Lors de la dernière télé rencontre du Réseau de Prévention des Crises alimentaires (RPCA) qui s’est tenue le 02 avril 2020, la proposition du Sénégal de reconsidérer son Plan national de Riposte (PNR) en Plan d’Urgence Sécurité alimentaire (PUSA) a retenu l’attention du CILSS qui, dans sa lettre n°000574 du 14 avril 2020, en a fait une recommandation formelle à tous les 17 pays membres de ce réseau RPCA.
Il s’agit, surtout, de veiller à ce que la crise sanitaire en cours, n’engendre pas, dans la foulée, voire dans le même temps, une crise alimentaire sans précédent, source potentielle de crises sociales aux conséquences imprévisibles.

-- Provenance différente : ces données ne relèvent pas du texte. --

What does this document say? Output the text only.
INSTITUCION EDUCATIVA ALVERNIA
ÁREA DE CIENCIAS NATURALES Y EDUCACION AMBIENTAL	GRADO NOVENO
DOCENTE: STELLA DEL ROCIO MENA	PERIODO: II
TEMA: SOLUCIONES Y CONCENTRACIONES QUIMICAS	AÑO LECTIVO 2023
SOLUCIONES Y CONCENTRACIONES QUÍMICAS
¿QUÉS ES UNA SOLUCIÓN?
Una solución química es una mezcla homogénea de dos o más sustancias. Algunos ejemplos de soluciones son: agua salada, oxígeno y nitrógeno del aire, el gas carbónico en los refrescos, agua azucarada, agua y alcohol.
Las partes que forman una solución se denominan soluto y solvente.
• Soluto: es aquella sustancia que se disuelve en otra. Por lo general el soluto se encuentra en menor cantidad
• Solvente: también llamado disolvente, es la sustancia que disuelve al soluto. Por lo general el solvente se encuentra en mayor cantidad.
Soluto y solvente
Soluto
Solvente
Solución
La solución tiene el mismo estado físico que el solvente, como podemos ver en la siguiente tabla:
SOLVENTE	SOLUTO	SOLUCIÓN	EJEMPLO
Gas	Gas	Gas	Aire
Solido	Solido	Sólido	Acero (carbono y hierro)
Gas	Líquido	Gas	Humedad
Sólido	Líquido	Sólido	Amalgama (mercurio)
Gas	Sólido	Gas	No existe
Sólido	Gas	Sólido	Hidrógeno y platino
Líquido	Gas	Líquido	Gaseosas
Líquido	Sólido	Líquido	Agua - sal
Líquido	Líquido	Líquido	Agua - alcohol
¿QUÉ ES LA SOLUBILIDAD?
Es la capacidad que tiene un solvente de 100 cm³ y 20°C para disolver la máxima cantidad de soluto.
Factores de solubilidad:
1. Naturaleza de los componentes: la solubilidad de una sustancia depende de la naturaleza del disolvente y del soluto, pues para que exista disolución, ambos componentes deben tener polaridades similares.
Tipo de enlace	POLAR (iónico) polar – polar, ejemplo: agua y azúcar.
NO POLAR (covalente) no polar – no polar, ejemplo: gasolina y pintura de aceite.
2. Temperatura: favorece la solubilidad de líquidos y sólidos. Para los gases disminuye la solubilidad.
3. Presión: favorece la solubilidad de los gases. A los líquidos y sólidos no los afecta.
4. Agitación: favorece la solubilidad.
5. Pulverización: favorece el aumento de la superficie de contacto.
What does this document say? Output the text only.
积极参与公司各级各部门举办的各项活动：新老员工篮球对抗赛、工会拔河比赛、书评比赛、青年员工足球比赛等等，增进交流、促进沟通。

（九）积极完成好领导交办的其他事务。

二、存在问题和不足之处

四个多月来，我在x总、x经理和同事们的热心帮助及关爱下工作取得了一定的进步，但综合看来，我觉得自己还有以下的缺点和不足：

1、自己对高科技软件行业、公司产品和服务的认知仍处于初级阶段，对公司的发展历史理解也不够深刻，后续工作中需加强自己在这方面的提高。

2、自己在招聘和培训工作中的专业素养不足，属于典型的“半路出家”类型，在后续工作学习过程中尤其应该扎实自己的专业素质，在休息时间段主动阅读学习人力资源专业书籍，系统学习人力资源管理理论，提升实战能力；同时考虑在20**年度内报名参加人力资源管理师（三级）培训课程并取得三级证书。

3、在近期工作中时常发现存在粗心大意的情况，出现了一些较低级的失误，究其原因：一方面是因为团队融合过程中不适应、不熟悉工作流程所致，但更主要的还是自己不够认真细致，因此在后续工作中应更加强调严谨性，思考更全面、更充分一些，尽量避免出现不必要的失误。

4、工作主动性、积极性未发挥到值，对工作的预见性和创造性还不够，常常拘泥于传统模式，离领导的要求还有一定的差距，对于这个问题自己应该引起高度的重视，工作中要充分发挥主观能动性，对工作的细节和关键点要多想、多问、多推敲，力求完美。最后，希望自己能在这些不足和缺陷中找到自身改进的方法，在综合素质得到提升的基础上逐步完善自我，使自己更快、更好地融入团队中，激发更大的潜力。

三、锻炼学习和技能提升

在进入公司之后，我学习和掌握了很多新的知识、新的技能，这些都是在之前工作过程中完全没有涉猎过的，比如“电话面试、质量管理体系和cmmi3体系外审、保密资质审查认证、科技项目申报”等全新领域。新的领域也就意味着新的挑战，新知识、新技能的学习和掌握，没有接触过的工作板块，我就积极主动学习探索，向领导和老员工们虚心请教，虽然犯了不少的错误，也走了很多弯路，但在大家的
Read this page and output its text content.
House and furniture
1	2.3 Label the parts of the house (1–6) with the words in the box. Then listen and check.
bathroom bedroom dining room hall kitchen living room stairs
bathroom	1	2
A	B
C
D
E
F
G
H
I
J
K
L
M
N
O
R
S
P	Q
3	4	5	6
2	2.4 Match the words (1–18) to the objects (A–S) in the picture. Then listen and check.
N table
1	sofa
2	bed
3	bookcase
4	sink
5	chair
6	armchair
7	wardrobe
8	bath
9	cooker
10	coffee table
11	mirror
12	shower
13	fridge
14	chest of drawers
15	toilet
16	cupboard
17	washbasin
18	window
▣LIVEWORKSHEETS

C’est tout le sens, l’objet et l’intérêt du Plan d’Urgence Sécurité alimentaire 2020 qui se veut contribuer à bâtir, avec la communauté des acteurs impliqués dans la lutte contre l’insécurité alimentaire et nutritionnelle, une réponse, rapide, vigoureuse et efficace, à la mesure du triple enjeu sanitaire, alimentaire et social auquel tous nos pays font face.
Avant la crise sanitaire il y avait des zones déjà en situation d’insécurité. Que deviennent-elles avec la crise alimentaire générale ?

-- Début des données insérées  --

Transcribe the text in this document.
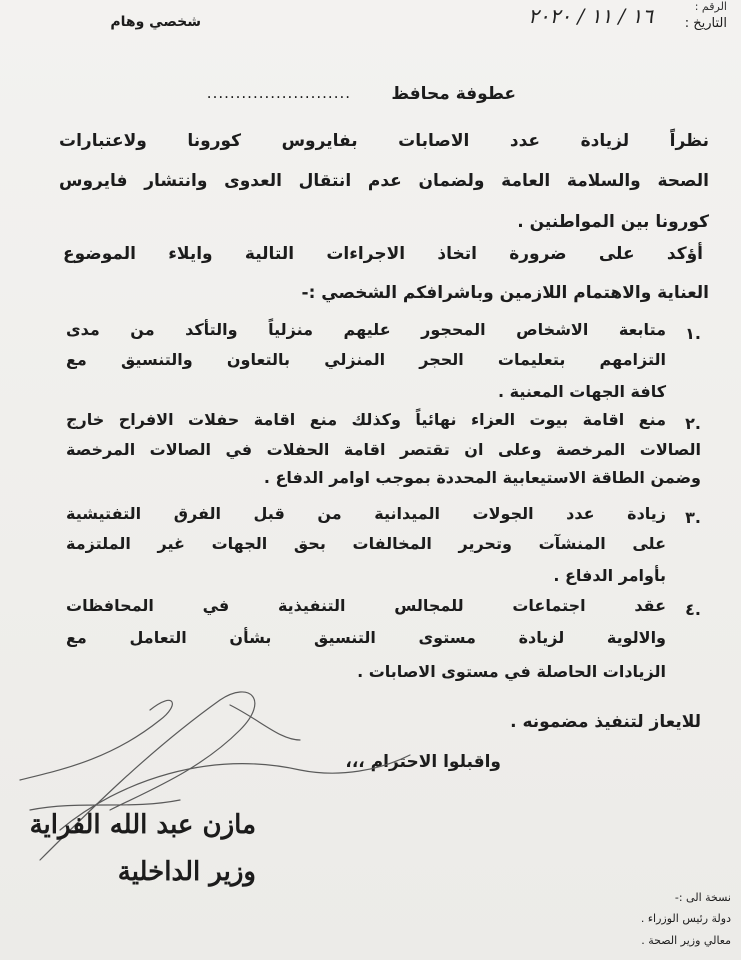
الرقم :
التاريخ :
١٦ / ١١ / ٢٠٢٠
شخصي وهام
عطوفة محافظ
.........................
نظراً لزيادة عدد الاصابات بفايروس كورونا ولاعتبارات
الصحة والسلامة العامة ولضمان عدم انتقال العدوى وانتشار فايروس
كورونا بين المواطنين .
أؤكد على ضرورة اتخاذ الاجراءات التالية وايلاء الموضوع
العناية والاهتمام اللازمين وباشرافكم الشخصي :-
١.
متابعة الاشخاص المحجور عليهم منزلياً والتأكد من مدى
التزامهم بتعليمات الحجر المنزلي بالتعاون والتنسيق مع
كافة الجهات المعنية .
٢.
منع اقامة بيوت العزاء نهائياً وكذلك منع اقامة حفلات الافراح خارج
الصالات المرخصة وعلى ان تقتصر اقامة الحفلات في الصالات المرخصة
وضمن الطاقة الاستيعابية المحددة بموجب اوامر الدفاع .
٣.
زيادة عدد الجولات الميدانية من قبل الفرق التفتيشية
على المنشآت وتحرير المخالفات بحق الجهات غير الملتزمة
بأوامر الدفاع .
٤.
عقد اجتماعات للمجالس التنفيذية في المحافظات
والالوية لزيادة مستوى التنسيق بشأن التعامل مع
الزيادات الحاصلة في مستوى الاصابات .
للايعاز لتنفيذ مضمونه .
واقبلوا الاحترام ،،،
مازن عبد الله الفراية
وزير الداخلية
نسخة الى :-
دولة رئيس الوزراء .
معالي وزير الصحة .
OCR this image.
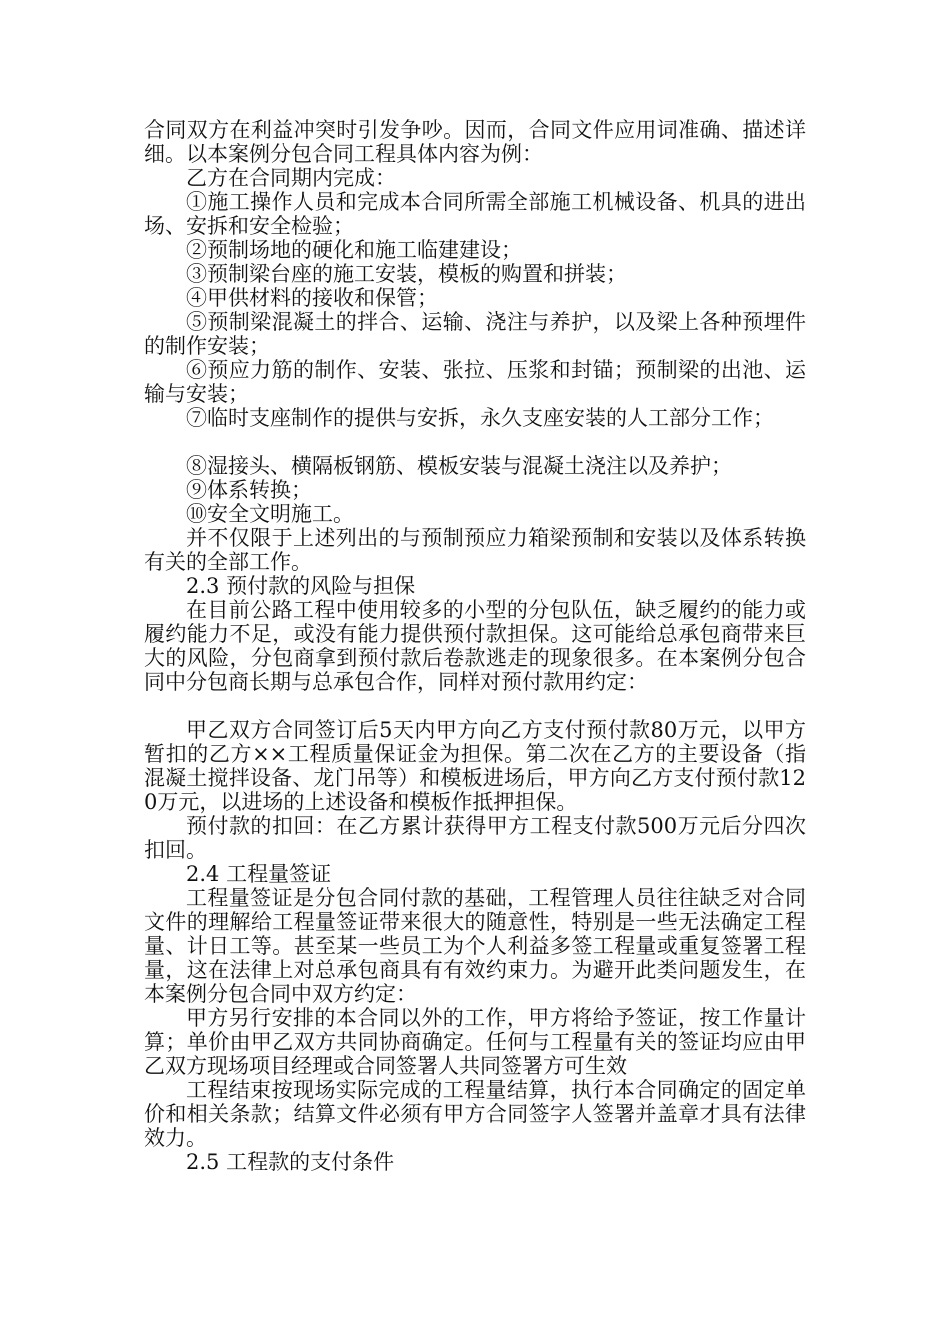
合同双方在利益冲突时引发争吵。因而，合同文件应用词准确、描述详细。以本案例分包合同工程具体内容为例：

乙方在合同期内完成：

①施工操作人员和完成本合同所需全部施工机械设备、机具的进出场、安拆和安全检验；

②预制场地的硬化和施工临建建设；

③预制梁台座的施工安装，模板的购置和拼装；

④甲供材料的接收和保管；

⑤预制梁混凝土的拌合、运输、浇注与养护，以及梁上各种预埋件的制作安装；

⑥预应力筋的制作、安装、张拉、压浆和封锚；预制梁的出池、运输与安装；

⑦临时支座制作的提供与安拆，永久支座安装的人工部分工作；

⑧湿接头、横隔板钢筋、模板安装与混凝土浇注以及养护；

⑨体系转换；

⑩安全文明施工。

并不仅限于上述列出的与预制预应力箱梁预制和安装以及体系转换有关的全部工作。

2.3 预付款的风险与担保

在目前公路工程中使用较多的小型的分包队伍，缺乏履约的能力或履约能力不足，或没有能力提供预付款担保。这可能给总承包商带来巨大的风险，分包商拿到预付款后卷款逃走的现象很多。在本案例分包合同中分包商长期与总承包合作，同样对预付款用约定：

甲乙双方合同签订后5天内甲方向乙方支付预付款80万元，以甲方暂扣的乙方××工程质量保证金为担保。第二次在乙方的主要设备（指混凝土搅拌设备、龙门吊等）和模板进场后，甲方向乙方支付预付款120万元，以进场的上述设备和模板作抵押担保。

预付款的扣回：在乙方累计获得甲方工程支付款500万元后分四次扣回。

2.4 工程量签证

工程量签证是分包合同付款的基础，工程管理人员往往缺乏对合同文件的理解给工程量签证带来很大的随意性，特别是一些无法确定工程量、计日工等。甚至某一些员工为个人利益多签工程量或重复签署工程量，这在法律上对总承包商具有有效约束力。为避开此类问题发生，在本案例分包合同中双方约定：

甲方另行安排的本合同以外的工作，甲方将给予签证，按工作量计算；单价由甲乙双方共同协商确定。任何与工程量有关的签证均应由甲乙双方现场项目经理或合同签署人共同签署方可生效

工程结束按现场实际完成的工程量结算，执行本合同确定的固定单价和相关条款；结算文件必须有甲方合同签字人签署并盖章才具有法律效力。

2.5 工程款的支付条件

Matam et Salémata étaient les deux départements classés Orange, donc considérés à risque d’insécurité alimentaire, par le CH du mois de mars dernier. C’est pourquoi, les actions précoces d’appui ont démarré par ces deux localités aussi bien par l’opération Aide alimentaire d’urgence du MDCEST que par un des acteurs du consortium Réplica, en l’occurrence Action Contre la Faim (ACF).
Le président de la République estime que la pandémie pourrait se prolonger jusqu’en Août Septembre. Le conseil national s’est-il préparé à cela ?

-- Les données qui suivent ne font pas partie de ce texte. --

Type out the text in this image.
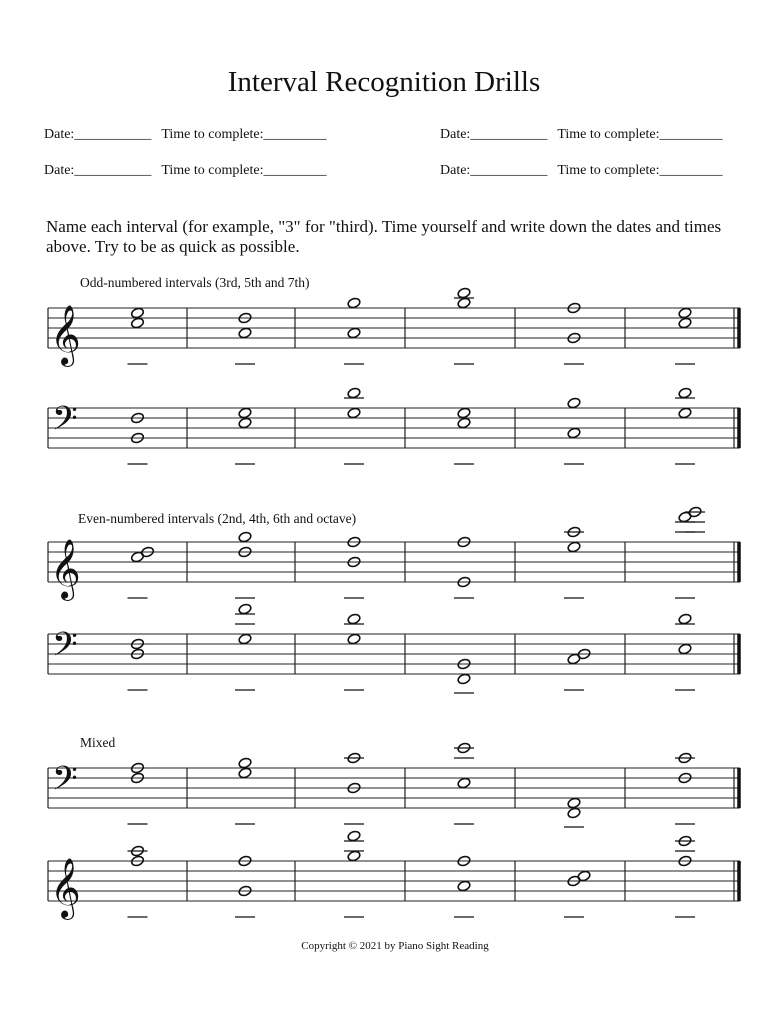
Interval Recognition Drills
Date:___________ Time to complete:_________	Date:___________ Time to complete:_________
Date:___________ Time to complete:_________	Date:___________ Time to complete:_________

Name each interval (for example, "3" for "third). Time yourself and write down the dates and times above. Try to be as quick as possible.

Odd-numbered intervals (3rd, 5th and 7th)
𝄞
𝄢
Even-numbered intervals (2nd, 4th, 6th and octave)
𝄞
𝄢
Mixed
𝄢
𝄞
Copyright © 2021 by Piano Sight Reading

C’est, justement, pour cette raison que l’agenda du PUSA 2020 prévoit de prolonger son intervention à juin, juillet et août, marquant la période de soudure. Plusieurs partenaires dont l’UE, la BM, le Canada, le Japon, etc., ont déjà manifesté un fort intérêt à accompagner cette phase du PUSA2020.
S’il est vrai que face à la propagation rapide du virus l’Etat se devait de prendre les mesures de restriction que nous avons vécues jusque-là, pour autant, il était important de desserrer un peu l’étau, en vue de permettre à nos économies locales de respirer ; faute de quoi, une accumulation de pertes de revenus pourrait exacerber l’insécurité alimentaire voire engendrer des crises d’une autre nature. Prenons juste l’exemple de l’hivernage qui s’annonce à l’horizon, pour lequel les agriculteurs ont besoin de se préparer, dès à présent ; si les restrictions sont maintenues encore trop longtemps, vous imaginez ce qui pourrait se passer ? Oui, le chef de l’Etat a vu juste en décidant d’alléger les mesures prises le 23 mars tout en appelant à maintenir une vigilance encore accrue.
Par conséquent, loin d’être un ceint blanc donné pour baisser la garde, cet allègement des mesures restrictives, sonne, bien au contraire, comme un appel à la responsabilité individuelle et collective, face à une pandémie dont l’épilogue tient, dans une large mesure, de notre capacité intrinsèque à nous auto discipliner.